Elephant Poop Safari – Kruger National Park

If you think a safari means leisurely driving around, taking pictures of lions and zebras who are posing for your pictures, think again. On a safari you spend hours gazing into bushes, up trees and along wide-stretched savannas in hope of catching a glimpse of an animal. Or anything that breathes. And more often than not you end up seeing nothing. At the same time, it is a wonderful adventure, and a memory that will last a lifetime.

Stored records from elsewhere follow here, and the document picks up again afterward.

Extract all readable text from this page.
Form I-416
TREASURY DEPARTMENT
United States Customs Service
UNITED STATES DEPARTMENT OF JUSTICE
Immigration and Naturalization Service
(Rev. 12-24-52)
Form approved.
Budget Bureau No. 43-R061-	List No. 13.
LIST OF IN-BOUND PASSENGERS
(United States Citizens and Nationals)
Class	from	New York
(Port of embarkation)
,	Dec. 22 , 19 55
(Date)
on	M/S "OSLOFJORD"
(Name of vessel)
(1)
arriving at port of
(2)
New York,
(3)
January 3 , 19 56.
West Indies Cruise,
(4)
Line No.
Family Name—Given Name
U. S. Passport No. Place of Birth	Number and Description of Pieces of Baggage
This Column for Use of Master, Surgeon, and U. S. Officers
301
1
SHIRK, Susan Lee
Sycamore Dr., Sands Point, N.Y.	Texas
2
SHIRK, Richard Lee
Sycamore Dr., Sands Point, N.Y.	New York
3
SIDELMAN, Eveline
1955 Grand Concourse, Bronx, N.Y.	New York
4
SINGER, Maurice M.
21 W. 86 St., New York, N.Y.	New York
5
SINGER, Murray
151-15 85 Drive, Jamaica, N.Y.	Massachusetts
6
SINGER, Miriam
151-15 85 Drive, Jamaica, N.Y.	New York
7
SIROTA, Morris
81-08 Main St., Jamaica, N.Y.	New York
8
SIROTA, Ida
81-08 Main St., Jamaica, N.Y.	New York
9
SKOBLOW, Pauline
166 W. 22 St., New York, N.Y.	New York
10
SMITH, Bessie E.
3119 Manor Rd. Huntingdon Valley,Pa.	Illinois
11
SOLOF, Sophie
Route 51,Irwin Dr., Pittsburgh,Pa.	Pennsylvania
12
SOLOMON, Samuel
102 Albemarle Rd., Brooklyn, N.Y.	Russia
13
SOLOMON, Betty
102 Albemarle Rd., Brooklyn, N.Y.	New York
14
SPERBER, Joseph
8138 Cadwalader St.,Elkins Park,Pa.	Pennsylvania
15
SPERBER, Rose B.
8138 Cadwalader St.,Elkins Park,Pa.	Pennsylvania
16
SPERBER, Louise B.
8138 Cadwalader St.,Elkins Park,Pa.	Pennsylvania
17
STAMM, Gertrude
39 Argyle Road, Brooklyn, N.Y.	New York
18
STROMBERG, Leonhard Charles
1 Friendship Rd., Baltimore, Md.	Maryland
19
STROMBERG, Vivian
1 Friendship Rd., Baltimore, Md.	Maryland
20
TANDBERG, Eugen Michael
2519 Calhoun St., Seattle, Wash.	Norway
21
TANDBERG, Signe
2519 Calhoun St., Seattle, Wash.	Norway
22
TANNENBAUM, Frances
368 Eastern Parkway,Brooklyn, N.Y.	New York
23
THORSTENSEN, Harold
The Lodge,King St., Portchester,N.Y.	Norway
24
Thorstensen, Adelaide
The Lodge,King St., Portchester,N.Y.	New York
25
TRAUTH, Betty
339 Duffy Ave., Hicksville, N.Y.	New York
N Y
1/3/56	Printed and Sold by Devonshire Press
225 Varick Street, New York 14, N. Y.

We spent four days driving up and down dirt roads through Kruger National Park, entering in the middle of the park and moving a bit further south every day. At first, Eduardo was unimpressed. “What, we’re going to spend four days here?” he muttered the first day. We had just entered the park that morning, and had already seen our fair share of elephant poop and dry grass. But then we spotted our first impala. Cool. When a large group of baboons surrounded our car, it started to get interesting.

“Where are the lions?” Eduardo asked. “Somewhere, anywhere. They move,” I explained. For the first-timer it can be incomprehensible that the animals are actually wild – and free. They go wherever they want, do whatever they want, and you have to be lucky to actually catch a glimpse of them. When we saw a family of elephants crossing the road right in front of us, it sealed the deal. This was going to be a good safari.

DSC_5114 Elephant_family

Our first night, we saw some giraffes munching on thorn tree branches, and moments later heard a cheetah attack a baboon.

Zebras are everywhere, but they’re extremely shy, so we had to approach very slowly or they would run away. But when watching them close up, the way their patterns play together is hypnotizing.

DSC_5009 DSC_5118

Nearby the Lower Sabie restcamp we spotted maybe 30 elephants who had just taken a bath in the Sabie river.

We only saw one hippo out of water (sleeping). They usually spend their days in the water, with only their eyes peeking out. They only get out of the water at night to feed. You can also call them fricking lazy!

One of my favorites were the warthogs, extremely shy and almost blind, they take one look at you, then quickly run away with their tails up in the air.

And I adored the ugly wildebeests. The poor males sometimes spend weeks alone under a tree, protecting their territory, and hoping to meet a girl.

Early one morning we caught a glimpse of two spotted hyenas, stealing away along the road, then disappearing into the bush.

We almost were attacked by buffaloes that thought we got too close. The leader of a large herd suddenly pushed the others back, scraped his hoof, and got ready to charge. I quickly rolled up the window and screamed to Eduardo: “Go, go, go”. The photo below is taken just before it charged.

Buffalo

Our last night we spotted three rhinos that for once didn’t run away. They are simply, unbelievably huge and wonderful!

But the lions were the most difficult to discover. Our first lions, a female with two cubs, were sleeping under a tree, stomachs full with a fresh impala-dinner. We would never have seen them if someone hadn’t pointed them out to us. The next day, we found our own lions, sleeping in the high grass.

Lions_in_the_grass

After spending long days staring across bushes, we spent the nights in basic restcamp bungalows, where we dined on tuna, avocados, bread and wine. Without plates, and with toilet paper for napkins. Classy!

And, yes, of course Eduardo absolutely loved the safari.